Get the child to score well on the Big Standardized Test.

Imagine if you were upset about something that happened with your child. She was bullied and nobody did anything about it. She wanted to do have a class to draw in, and nobody would let her. She wanted to go outside and play. The teacher had been cold and unkind to her. She was having trouble with her science experiment and nobody would help her.

You call the school. You schedule a meeting. You sit down with the principal and teacher, express your concern, and they look you in the eye and say, "Look. We appreciate your concern, but we aren't paid to do that. We're paid to make sure your child gets a good test score, and that's it. That's all you pay us to do."

Nobody would be okay with that. Nobody should be okay with that.

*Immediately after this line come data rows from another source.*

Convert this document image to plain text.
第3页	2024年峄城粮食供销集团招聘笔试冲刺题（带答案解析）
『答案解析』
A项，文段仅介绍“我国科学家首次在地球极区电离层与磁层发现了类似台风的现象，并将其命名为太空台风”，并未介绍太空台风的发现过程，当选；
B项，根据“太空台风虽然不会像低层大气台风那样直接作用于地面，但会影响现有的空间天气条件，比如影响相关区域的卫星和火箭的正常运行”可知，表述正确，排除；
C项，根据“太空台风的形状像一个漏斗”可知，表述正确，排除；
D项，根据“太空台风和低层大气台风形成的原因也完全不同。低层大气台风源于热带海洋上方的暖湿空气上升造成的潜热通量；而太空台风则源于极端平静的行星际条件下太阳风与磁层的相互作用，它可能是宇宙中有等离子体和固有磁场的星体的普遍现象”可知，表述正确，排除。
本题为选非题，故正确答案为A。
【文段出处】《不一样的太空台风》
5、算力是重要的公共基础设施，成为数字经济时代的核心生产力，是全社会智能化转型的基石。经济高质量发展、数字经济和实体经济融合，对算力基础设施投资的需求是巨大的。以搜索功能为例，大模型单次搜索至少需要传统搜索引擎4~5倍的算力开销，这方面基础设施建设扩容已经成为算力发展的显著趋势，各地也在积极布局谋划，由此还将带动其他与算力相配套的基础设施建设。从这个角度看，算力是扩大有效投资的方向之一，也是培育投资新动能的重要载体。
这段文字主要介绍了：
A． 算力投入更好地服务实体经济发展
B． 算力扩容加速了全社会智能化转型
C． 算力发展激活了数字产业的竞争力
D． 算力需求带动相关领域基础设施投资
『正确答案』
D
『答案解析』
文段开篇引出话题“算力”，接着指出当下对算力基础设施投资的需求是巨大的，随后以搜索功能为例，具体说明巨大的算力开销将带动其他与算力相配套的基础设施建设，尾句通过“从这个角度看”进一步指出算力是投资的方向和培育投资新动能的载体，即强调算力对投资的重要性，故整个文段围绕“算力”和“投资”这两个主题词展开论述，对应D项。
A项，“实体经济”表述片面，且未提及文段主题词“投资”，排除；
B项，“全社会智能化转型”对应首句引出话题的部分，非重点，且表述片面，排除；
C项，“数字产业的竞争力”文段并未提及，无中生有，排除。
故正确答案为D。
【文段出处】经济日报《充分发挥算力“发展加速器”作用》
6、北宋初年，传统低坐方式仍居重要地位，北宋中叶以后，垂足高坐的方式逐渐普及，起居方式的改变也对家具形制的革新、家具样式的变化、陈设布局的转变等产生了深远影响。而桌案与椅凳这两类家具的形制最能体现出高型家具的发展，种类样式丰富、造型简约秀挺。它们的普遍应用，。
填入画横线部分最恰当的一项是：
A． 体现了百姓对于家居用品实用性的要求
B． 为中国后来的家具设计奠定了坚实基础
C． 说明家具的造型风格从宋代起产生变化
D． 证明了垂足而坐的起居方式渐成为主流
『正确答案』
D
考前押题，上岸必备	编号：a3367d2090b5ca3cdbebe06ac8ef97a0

Yet, if we have a system that pays teachers for getting good student scores on the BS Tests, what we're saying is, "Never mind the rest of that stuff. We pay you to get good student test scores. That's what we pay you to do." Everything else is extra, unimportant, not really part of the job.

The biggest problem with linking teacher evaluation to student test results is not that it's inaccurate and invalid. The biggest problem is that these VAMmy test-driven systems redefine the job. They say to teachers, "Get in there and get test scores up. That's what we pay you to do. That's all we pay you to do."

The big sell for recruiting teachers was always, "Come touch the future. Come help mold and support young minds. Come help young people find themselves and grasp their future. Come create a love of learning as you hold up young people and help set them on a path to become more fully human, more fully themselves, ready to take their place as adults in the world." If we change that pitch to, "Come help children get better standardized test scores," can we really be surprised that fewer people feel drawn to teaching as a career?

An evaluation system must answer-- cannot help but answer-- the question, "What do you pay me to do?" Students, teachers, the entire education system-- all need a better answer than, "To get good test scores."